BRUSSELS (JTA) — A crowd of approximately 2,000 gathered for a silent vigil in front of the Jewish museum in Brussels where an unidentified shooter killed four people.
The gathering on Sunday came 24 hours after the shooting at the Jewish Museum of Belgium in the center of the country’s capital.
Prime Minister Elio di Rupo was among the Belgian politicians who cleared time to attend the vigil on Election Day.
“Elections are usually a celebration for democracy, but this year that celebration is in the shadow by this terrorist attack,” he said later that day at a news conference. “My thoughts go out to the Jewish community and their families.”
At the vigil, many lit candles in memory of the four victims and placed flowers and Israeli and Belgian flags at the museum’s entrance.

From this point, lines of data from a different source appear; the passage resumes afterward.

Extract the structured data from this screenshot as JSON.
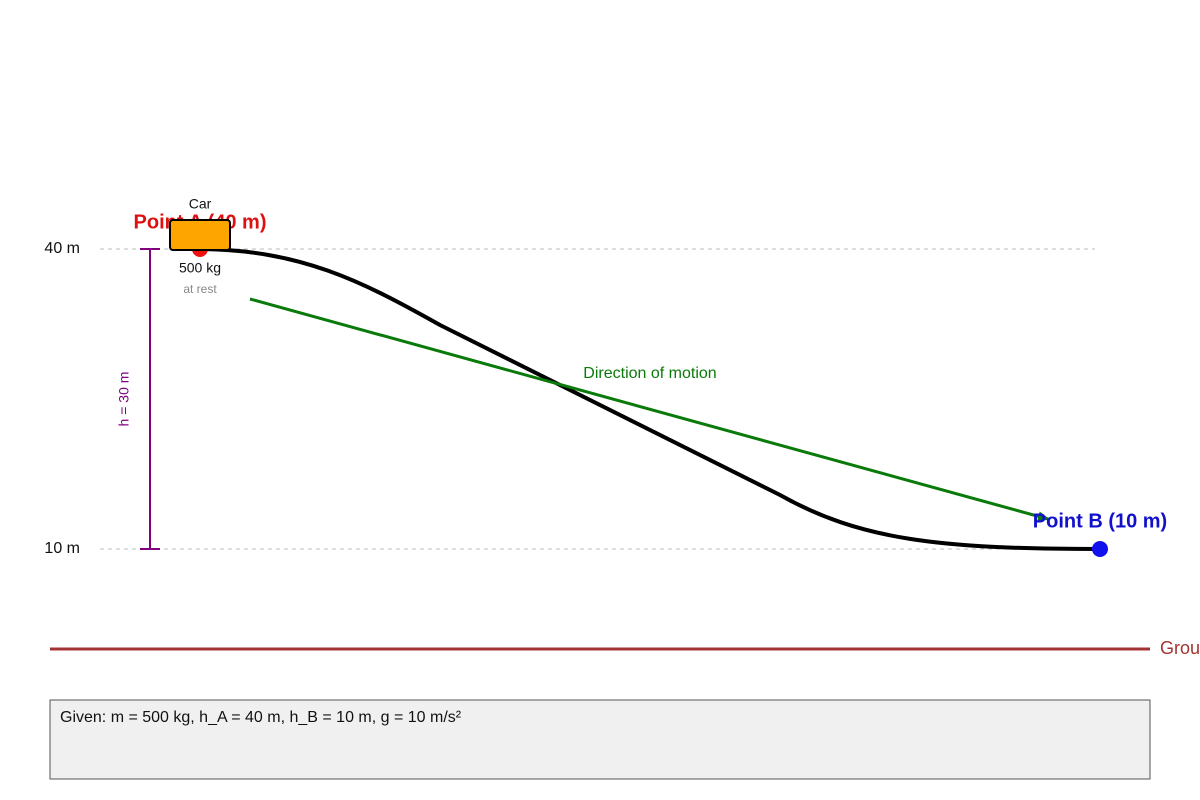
{
  "axis": {
    "top_level": "40 m",
    "bottom_level": "10 m",
    "height_difference": "h = 30 m"
  },
  "car": {
    "label": "Car",
    "mass": "500 kg",
    "state": "at rest"
  },
  "points": {
    "a": "Point A (40 m)",
    "b": "Point B (10 m)"
  },
  "motion": {
    "label": "Direction of motion"
  },
  "ground": {
    "label": "Ground"
  },
  "given": {
    "text": "Given: m = 500 kg, h_A = 40 m, h_B = 10 m, g = 10 m/s²"
  }
}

Two of the victims were an Israeli couple on vacation. Emanuel and Miriam Riva of Tel Aviv, both in their 50s, were shot in the head and died instantly, as did Dominique Chabrier, a French volunteer at the museum.
A fourth fatality was identified as Alexandre Strens, a museum employee in his 20s. Strens died in the hospital hours after he was shot.
“It is good to hear the Belgian politicians sharing their outrage at this Saturday’s attack,” said Robin Sclafani, director of CEJI, a Jewish Brussels-based not-for-profit which promotes tolerance through education. ”I hope they can finally hear the alarm this time for what is a wake-up call that has been snoozed too many times already.”
Rabbi Menachem Margolin, director of the European Jewish Association, or EJA, called on European governments to set up a pan-European task force to fight anti-Semitism.
“Condemnation after a predictable attack is nothing but a way to cleanse one’s conscious” unless it is accompanied by concrete actions, he said.
Also Sunday, police released security camera footage of the perpetrator entering the museum with an automatic assault rifle and asked for the public’s help in locating him and other accomplices, including a driver who drove him to the museum in an Audi.